Ele também ofereceu concessões a algumas demandas dos ativistas, em uma tentativa para conquistar acionistas receosos. Acrescentou novos membros ao conselho, prometeu reduzir os investimentos em novos projetos de petróleo e gás e aumentar os destinados ao armazenamento e captura de carbono, além de revelar pela primeira vez as emissões da queima dos produtos da empresa.
Woods, que manteve seu assento na diretoria na votação de quarta-feira, reconheceu a derrota. Disse ao “Financial Times” que a empresa “ouviu os acionistas comunicarem o desejo de que a ExxonMobil incremente seus esforços” para melhorar o desempenho financeiro e enfrentar o risco climático.
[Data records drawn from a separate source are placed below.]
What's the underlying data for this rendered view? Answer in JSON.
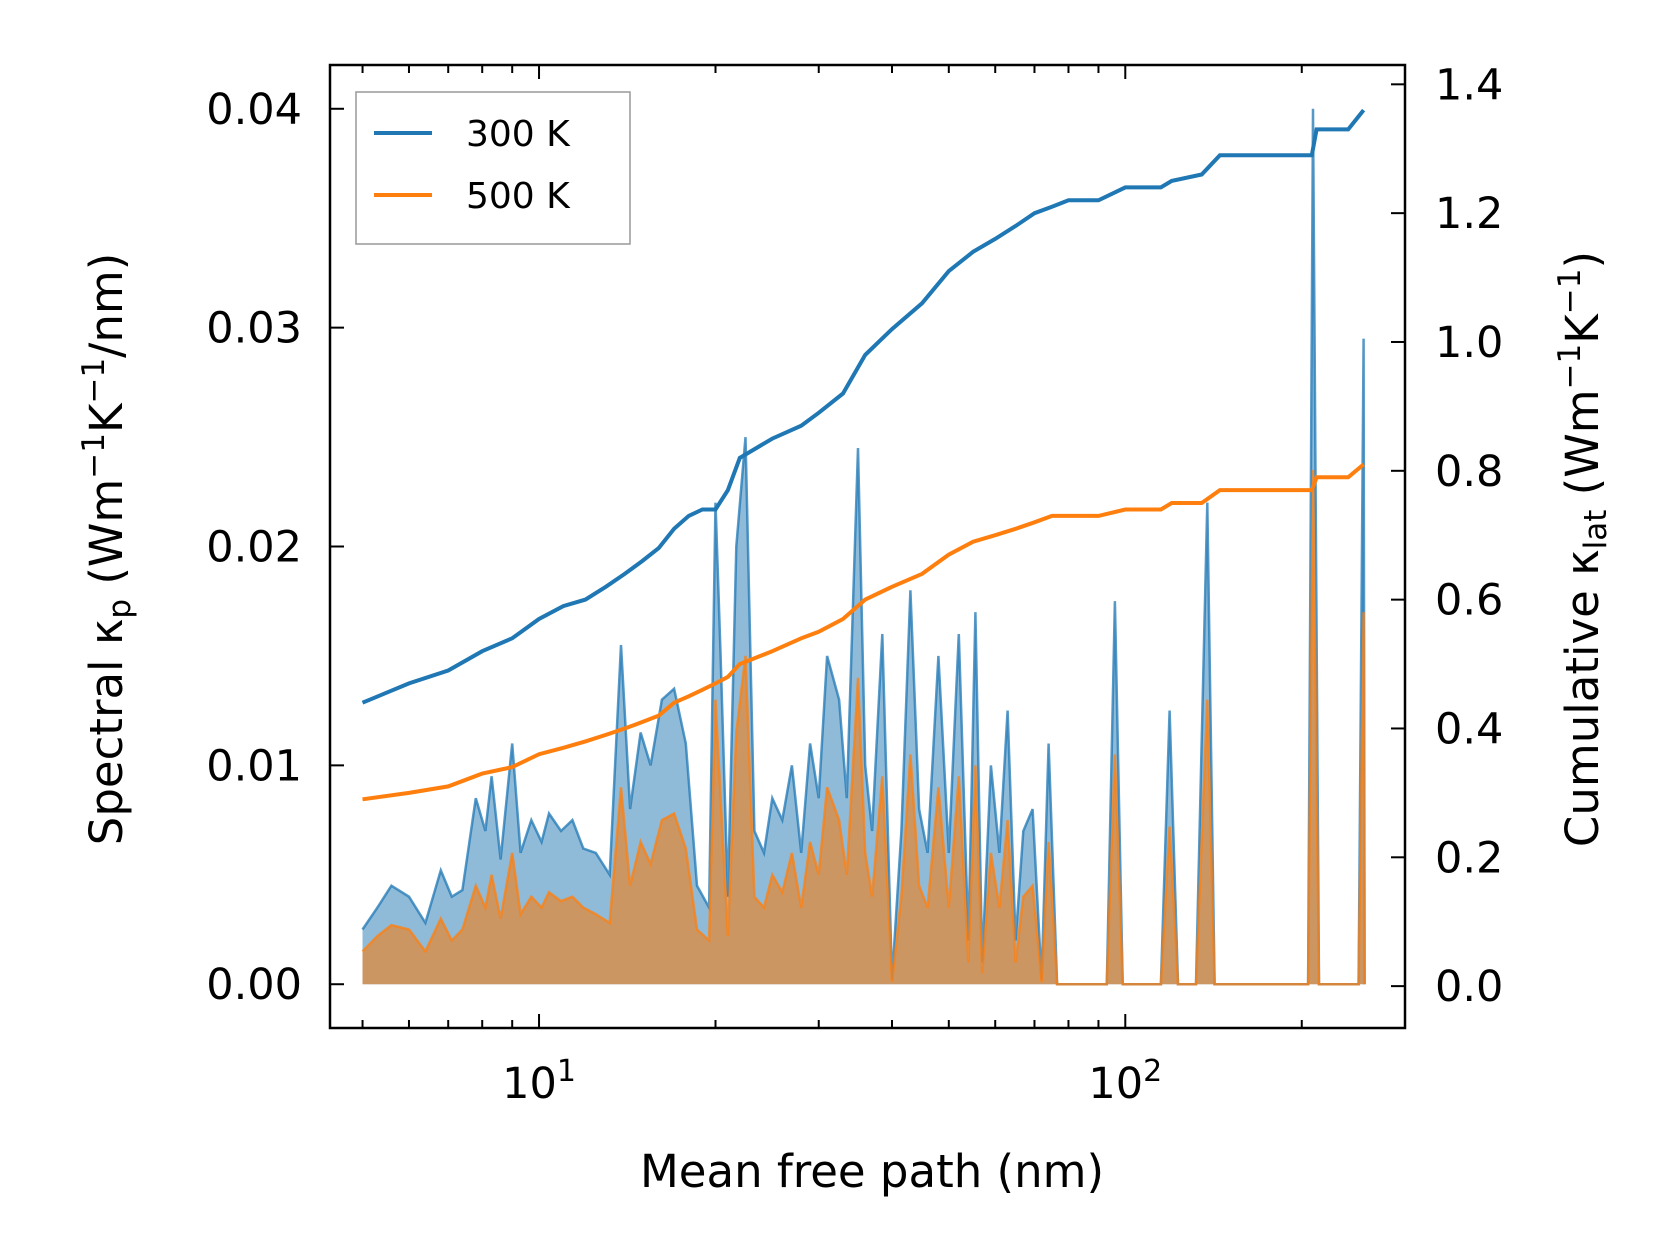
{
  "chart_data": {
    "type": "line",
    "xscale": "log",
    "xlabel": "Mean free path (nm)",
    "ylabel_left": {
      "main": "Spectral κ",
      "sub": "p",
      "unit_open": " (Wm",
      "exp1": "−1",
      "mid": "K",
      "exp2": "−1",
      "unit_close": "/nm)"
    },
    "ylabel_right": {
      "main": "Cumulative κ",
      "sub": "lat",
      "unit_open": " (Wm",
      "exp1": "−1",
      "mid": "K",
      "exp2": "−1",
      "unit_close": ")"
    },
    "xlim": [
      4.4,
      300
    ],
    "ylim_left": [
      -0.002,
      0.042
    ],
    "ylim_right": [
      -0.065,
      1.43
    ],
    "x_ticks": [
      {
        "value": 10,
        "base": "10",
        "exp": "1"
      },
      {
        "value": 100,
        "base": "10",
        "exp": "2"
      }
    ],
    "y_ticks_left": [
      {
        "value": 0.0,
        "label": "0.00"
      },
      {
        "value": 0.01,
        "label": "0.01"
      },
      {
        "value": 0.02,
        "label": "0.02"
      },
      {
        "value": 0.03,
        "label": "0.03"
      },
      {
        "value": 0.04,
        "label": "0.04"
      }
    ],
    "y_ticks_right": [
      {
        "value": 0.0,
        "label": "0.0"
      },
      {
        "value": 0.2,
        "label": "0.2"
      },
      {
        "value": 0.4,
        "label": "0.4"
      },
      {
        "value": 0.6,
        "label": "0.6"
      },
      {
        "value": 0.8,
        "label": "0.8"
      },
      {
        "value": 1.0,
        "label": "1.0"
      },
      {
        "value": 1.2,
        "label": "1.2"
      },
      {
        "value": 1.4,
        "label": "1.4"
      }
    ],
    "series": [
      {
        "name": "300 K",
        "color": "#1f77b4",
        "fill_color": "#1f77b4",
        "cumulative": [
          [
            5.0,
            0.44
          ],
          [
            6.0,
            0.47
          ],
          [
            7.0,
            0.49
          ],
          [
            8.0,
            0.52
          ],
          [
            9.0,
            0.54
          ],
          [
            10.0,
            0.57
          ],
          [
            11.0,
            0.59
          ],
          [
            12.0,
            0.6
          ],
          [
            13.0,
            0.62
          ],
          [
            14.0,
            0.64
          ],
          [
            15.0,
            0.66
          ],
          [
            16.0,
            0.68
          ],
          [
            17.0,
            0.71
          ],
          [
            18.0,
            0.73
          ],
          [
            19.0,
            0.74
          ],
          [
            20.0,
            0.74
          ],
          [
            21.0,
            0.77
          ],
          [
            22.0,
            0.82
          ],
          [
            25.0,
            0.85
          ],
          [
            28.0,
            0.87
          ],
          [
            30.0,
            0.89
          ],
          [
            33.0,
            0.92
          ],
          [
            36.0,
            0.98
          ],
          [
            40.0,
            1.02
          ],
          [
            45.0,
            1.06
          ],
          [
            50.0,
            1.11
          ],
          [
            55.0,
            1.14
          ],
          [
            60.0,
            1.16
          ],
          [
            65.0,
            1.18
          ],
          [
            70.0,
            1.2
          ],
          [
            75.0,
            1.21
          ],
          [
            80.0,
            1.22
          ],
          [
            90.0,
            1.22
          ],
          [
            100.0,
            1.24
          ],
          [
            115.0,
            1.24
          ],
          [
            120.0,
            1.25
          ],
          [
            135.0,
            1.26
          ],
          [
            145.0,
            1.29
          ],
          [
            200.0,
            1.29
          ],
          [
            208.0,
            1.29
          ],
          [
            212.0,
            1.33
          ],
          [
            240.0,
            1.33
          ],
          [
            255.0,
            1.36
          ]
        ],
        "spectral": [
          [
            5.0,
            0.0025
          ],
          [
            5.3,
            0.0035
          ],
          [
            5.6,
            0.0045
          ],
          [
            6.0,
            0.004
          ],
          [
            6.4,
            0.0028
          ],
          [
            6.8,
            0.0052
          ],
          [
            7.1,
            0.004
          ],
          [
            7.4,
            0.0043
          ],
          [
            7.8,
            0.0085
          ],
          [
            8.1,
            0.007
          ],
          [
            8.3,
            0.0095
          ],
          [
            8.6,
            0.0057
          ],
          [
            9.0,
            0.011
          ],
          [
            9.3,
            0.006
          ],
          [
            9.7,
            0.0075
          ],
          [
            10.1,
            0.0065
          ],
          [
            10.4,
            0.0078
          ],
          [
            10.9,
            0.007
          ],
          [
            11.4,
            0.0075
          ],
          [
            11.9,
            0.0062
          ],
          [
            12.5,
            0.006
          ],
          [
            13.2,
            0.005
          ],
          [
            13.8,
            0.0155
          ],
          [
            14.3,
            0.008
          ],
          [
            14.9,
            0.0115
          ],
          [
            15.5,
            0.01
          ],
          [
            16.2,
            0.013
          ],
          [
            17.0,
            0.0135
          ],
          [
            17.8,
            0.011
          ],
          [
            18.6,
            0.0045
          ],
          [
            19.5,
            0.0035
          ],
          [
            20.0,
            0.022
          ],
          [
            20.4,
            0.015
          ],
          [
            21.0,
            0.004
          ],
          [
            21.7,
            0.02
          ],
          [
            22.5,
            0.025
          ],
          [
            23.3,
            0.007
          ],
          [
            24.2,
            0.006
          ],
          [
            25.0,
            0.0085
          ],
          [
            26.0,
            0.0075
          ],
          [
            27.0,
            0.01
          ],
          [
            28.0,
            0.006
          ],
          [
            29.0,
            0.011
          ],
          [
            30.0,
            0.0085
          ],
          [
            31.0,
            0.015
          ],
          [
            32.5,
            0.013
          ],
          [
            33.5,
            0.0085
          ],
          [
            35.0,
            0.0245
          ],
          [
            36.0,
            0.01
          ],
          [
            37.0,
            0.007
          ],
          [
            38.5,
            0.016
          ],
          [
            40.0,
            0.0002
          ],
          [
            41.5,
            0.007
          ],
          [
            43.0,
            0.018
          ],
          [
            44.5,
            0.008
          ],
          [
            46.0,
            0.006
          ],
          [
            48.0,
            0.015
          ],
          [
            50.0,
            0.006
          ],
          [
            52.0,
            0.016
          ],
          [
            54.0,
            0.002
          ],
          [
            55.5,
            0.017
          ],
          [
            57.0,
            0.001
          ],
          [
            59.0,
            0.01
          ],
          [
            61.0,
            0.006
          ],
          [
            63.0,
            0.0125
          ],
          [
            65.0,
            0.002
          ],
          [
            67.0,
            0.007
          ],
          [
            69.5,
            0.008
          ],
          [
            72.0,
            0.0002
          ],
          [
            74.0,
            0.011
          ],
          [
            76.5,
            0.0
          ],
          [
            93.0,
            0.0
          ],
          [
            96.0,
            0.0175
          ],
          [
            99.0,
            0.0
          ],
          [
            115.0,
            0.0
          ],
          [
            119.0,
            0.0125
          ],
          [
            123.0,
            0.0
          ],
          [
            132.0,
            0.0
          ],
          [
            138.0,
            0.022
          ],
          [
            142.0,
            0.0
          ],
          [
            205.0,
            0.0
          ],
          [
            209.0,
            0.04
          ],
          [
            214.0,
            0.0
          ],
          [
            250.0,
            0.0
          ],
          [
            255.0,
            0.0295
          ],
          [
            256.0,
            0.0
          ]
        ]
      },
      {
        "name": "500 K",
        "color": "#ff7f0e",
        "fill_color": "#e08a3a",
        "cumulative": [
          [
            5.0,
            0.29
          ],
          [
            6.0,
            0.3
          ],
          [
            7.0,
            0.31
          ],
          [
            8.0,
            0.33
          ],
          [
            9.0,
            0.34
          ],
          [
            10.0,
            0.36
          ],
          [
            11.0,
            0.37
          ],
          [
            12.0,
            0.38
          ],
          [
            13.0,
            0.39
          ],
          [
            14.0,
            0.4
          ],
          [
            15.0,
            0.41
          ],
          [
            16.0,
            0.42
          ],
          [
            17.0,
            0.44
          ],
          [
            18.0,
            0.45
          ],
          [
            19.0,
            0.46
          ],
          [
            20.0,
            0.47
          ],
          [
            21.0,
            0.48
          ],
          [
            22.0,
            0.5
          ],
          [
            25.0,
            0.52
          ],
          [
            28.0,
            0.54
          ],
          [
            30.0,
            0.55
          ],
          [
            33.0,
            0.57
          ],
          [
            36.0,
            0.6
          ],
          [
            40.0,
            0.62
          ],
          [
            45.0,
            0.64
          ],
          [
            50.0,
            0.67
          ],
          [
            55.0,
            0.69
          ],
          [
            60.0,
            0.7
          ],
          [
            65.0,
            0.71
          ],
          [
            70.0,
            0.72
          ],
          [
            75.0,
            0.73
          ],
          [
            80.0,
            0.73
          ],
          [
            90.0,
            0.73
          ],
          [
            100.0,
            0.74
          ],
          [
            115.0,
            0.74
          ],
          [
            120.0,
            0.75
          ],
          [
            135.0,
            0.75
          ],
          [
            145.0,
            0.77
          ],
          [
            200.0,
            0.77
          ],
          [
            208.0,
            0.77
          ],
          [
            212.0,
            0.79
          ],
          [
            240.0,
            0.79
          ],
          [
            255.0,
            0.81
          ]
        ],
        "spectral": [
          [
            5.0,
            0.0015
          ],
          [
            5.3,
            0.0022
          ],
          [
            5.6,
            0.0027
          ],
          [
            6.0,
            0.0025
          ],
          [
            6.4,
            0.0015
          ],
          [
            6.8,
            0.003
          ],
          [
            7.1,
            0.002
          ],
          [
            7.4,
            0.0025
          ],
          [
            7.8,
            0.0045
          ],
          [
            8.1,
            0.0035
          ],
          [
            8.3,
            0.005
          ],
          [
            8.6,
            0.003
          ],
          [
            9.0,
            0.006
          ],
          [
            9.3,
            0.0032
          ],
          [
            9.7,
            0.004
          ],
          [
            10.1,
            0.0035
          ],
          [
            10.4,
            0.0042
          ],
          [
            10.9,
            0.0038
          ],
          [
            11.4,
            0.004
          ],
          [
            11.9,
            0.0035
          ],
          [
            12.5,
            0.0032
          ],
          [
            13.2,
            0.0028
          ],
          [
            13.8,
            0.009
          ],
          [
            14.3,
            0.0045
          ],
          [
            14.9,
            0.0065
          ],
          [
            15.5,
            0.0055
          ],
          [
            16.2,
            0.0075
          ],
          [
            17.0,
            0.0078
          ],
          [
            17.8,
            0.0062
          ],
          [
            18.6,
            0.0025
          ],
          [
            19.5,
            0.002
          ],
          [
            20.0,
            0.013
          ],
          [
            20.4,
            0.0085
          ],
          [
            21.0,
            0.0022
          ],
          [
            21.7,
            0.0115
          ],
          [
            22.5,
            0.015
          ],
          [
            23.3,
            0.004
          ],
          [
            24.2,
            0.0035
          ],
          [
            25.0,
            0.005
          ],
          [
            26.0,
            0.0042
          ],
          [
            27.0,
            0.006
          ],
          [
            28.0,
            0.0035
          ],
          [
            29.0,
            0.0065
          ],
          [
            30.0,
            0.005
          ],
          [
            31.0,
            0.009
          ],
          [
            32.5,
            0.0075
          ],
          [
            33.5,
            0.005
          ],
          [
            35.0,
            0.014
          ],
          [
            36.0,
            0.006
          ],
          [
            37.0,
            0.004
          ],
          [
            38.5,
            0.0095
          ],
          [
            40.0,
            0.0001
          ],
          [
            41.5,
            0.004
          ],
          [
            43.0,
            0.0105
          ],
          [
            44.5,
            0.0045
          ],
          [
            46.0,
            0.0035
          ],
          [
            48.0,
            0.009
          ],
          [
            50.0,
            0.0035
          ],
          [
            52.0,
            0.0095
          ],
          [
            54.0,
            0.001
          ],
          [
            55.5,
            0.01
          ],
          [
            57.0,
            0.0005
          ],
          [
            59.0,
            0.006
          ],
          [
            61.0,
            0.0035
          ],
          [
            63.0,
            0.0075
          ],
          [
            65.0,
            0.001
          ],
          [
            67.0,
            0.004
          ],
          [
            69.5,
            0.0045
          ],
          [
            72.0,
            0.0001
          ],
          [
            74.0,
            0.0065
          ],
          [
            76.5,
            0.0
          ],
          [
            93.0,
            0.0
          ],
          [
            96.0,
            0.0105
          ],
          [
            99.0,
            0.0
          ],
          [
            115.0,
            0.0
          ],
          [
            119.0,
            0.0072
          ],
          [
            123.0,
            0.0
          ],
          [
            132.0,
            0.0
          ],
          [
            138.0,
            0.013
          ],
          [
            142.0,
            0.0
          ],
          [
            205.0,
            0.0
          ],
          [
            209.0,
            0.0235
          ],
          [
            214.0,
            0.0
          ],
          [
            250.0,
            0.0
          ],
          [
            255.0,
            0.017
          ],
          [
            256.0,
            0.0
          ]
        ]
      }
    ],
    "legend": {
      "location": "upper-left"
    }
  }
}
A BlackRock, cujo chefe Larry Fink vem destacando ao longo do último ano a ofensiva da gestora de recursos rumo aos investimentos sustentáveis, apoiou três dos quatro indicados da Engine No 1.
A votação “refletiu nossa crença de que a estratégia de transição energética da Exxon não chega ao que é necessário para assegurar a resistência financeira da companhia numa economia de baixo carbono”, ressaltou a BlackRock em boletim explicando sua decisão.
A derrota da Shell na Justiça também poderia ter grandes consequências. De acordo com analistas, na prática, o veredicto cria um precedente segundo o qual um tribunal pode tomar decisões sobre a estratégia empresarial de uma grande emissora de gases causadores do efeito estufa e obrigá-la a reformular seus negócios.
“O tribunal está dizendo que não só a Shell, mas que a indústria de fontes de energia e as empresas poluidoras pelo mundo terão que reduzir as extrações de petróleo e gás e reduzir as emissões de dióxido de carbono”, disse Joana Setzer, especializada em direito climático e governança ambiental da London School of Economics.
A decisão representou um golpe para a Shell pouco mais de uma semana depois de sua assembleia anual. Embora a maioria dos acionistas tenha votado a favor de seu plano de transição energética, um número crescente de investidores quer que a companhia anglo-holandesa se empenhe mais.
Neste mês, a BP conseguiu repelir exigências dos acionistas para ampliar suas metas climáticas, mas também viu crescer o apoio a passos mais ousados. Hoje, é provável que a Total enfrente pressões na assembleia anual de acionistas.